Tools for extreme multi-label classification problems.
git clone https://github.com/kunaldahiya/pyxclib.git
cd pyxclib
python3 setup.py install --user
Usage
from xclib.data import data_utils
# Read file with features and labels (old format from XMLRepo)
features, tabels, num_samples, num_features, num_labels = data_utils.read_data('train.txt')
# Read sparse file (see docstring for more)
# header can be set to false (if required)
labels = data_utils.read_sparse_file('trn_X_Xf.txt', header=True)
# Write sparse file (with header)
data_utils.write_sparse_file(labels, "labels.txt")
Implementation of precision, nDCG, propensity scored precision/nDCG and recall is included
from xclib.data import data_utils
import xclib.evaluation.xc_metrics as xc_metrics
# Read ground truth and predictions
true_labels = data_utils.read_sparse_file('tst_X_Y.txt')
predicted_labels = data_utils.read_sparse_file('parabel_predictions.txt')

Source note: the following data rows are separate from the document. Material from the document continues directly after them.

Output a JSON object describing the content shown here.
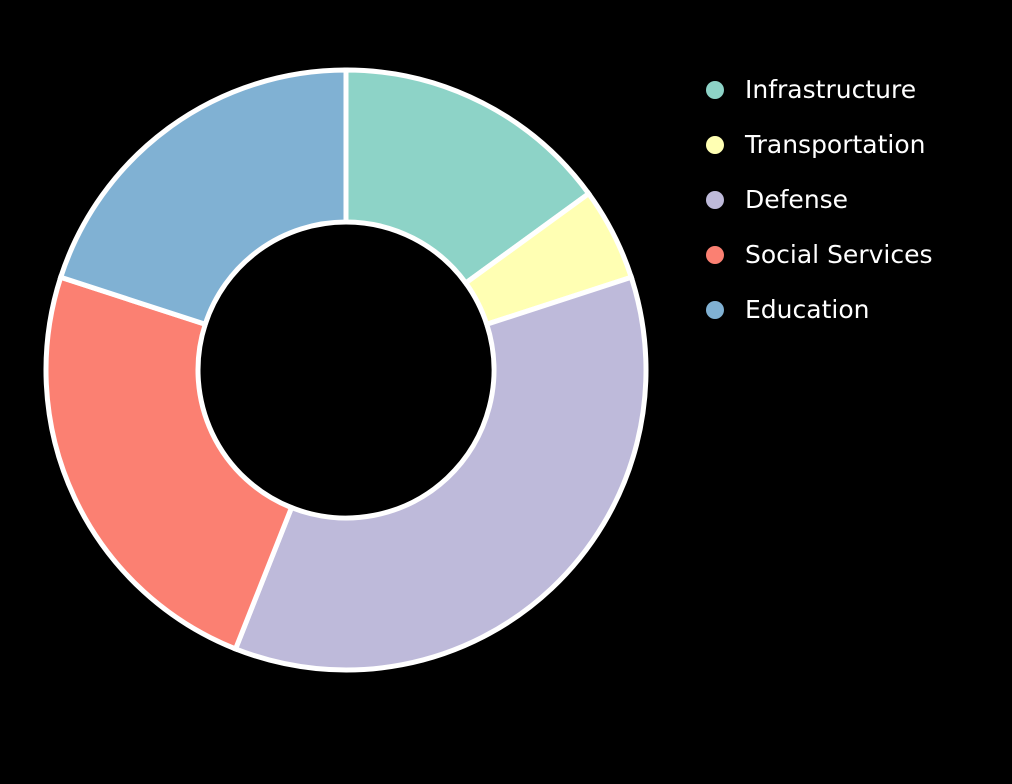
{
  "chart_data": {
    "type": "pie",
    "donut": true,
    "categories": [
      "Infrastructure",
      "Transportation",
      "Defense",
      "Social Services",
      "Education"
    ],
    "values": [
      15,
      5,
      36,
      24,
      20
    ],
    "colors": [
      "#8dd3c7",
      "#ffffb3",
      "#bebada",
      "#fb8072",
      "#80b1d3"
    ],
    "legend_position": "right",
    "background": "#000000",
    "slice_border_color": "#ffffff"
  }
}
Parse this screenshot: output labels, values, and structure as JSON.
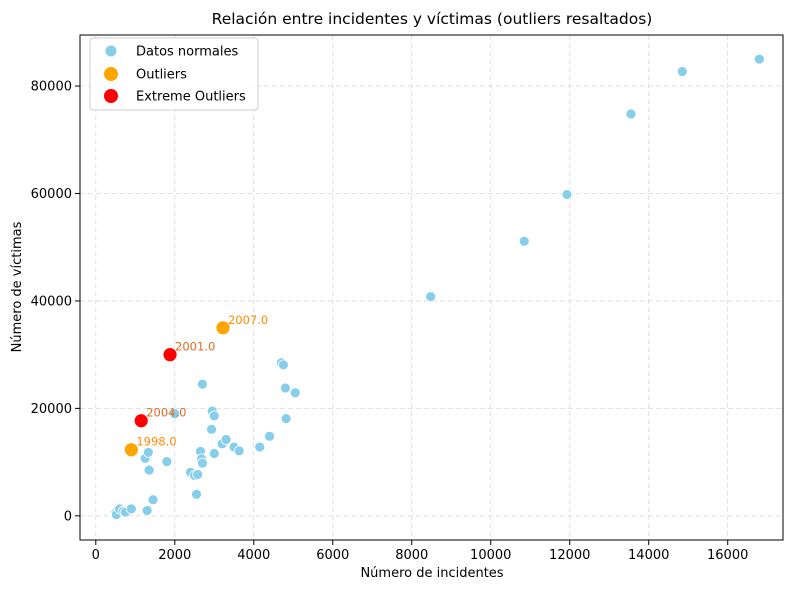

# evaluate (See examples/evaluate.py for more details)
acc = xc_metrics.Metrics(true_labels=true_labels)
args = acc.eval(predicted_labels, 5)
print(xc_metrics.format(*args))
- sparse/dense: topk, rank, binarize, sigmoid, normalize, etc.
- dense: topk, binarize, sigmoid, normalize, etc.
- shortlist: Shortlist, ShortlistCentroids, ShortlistInstances, etc.
- analysis: compare_predictions, compare_nearest_neighbors, etc.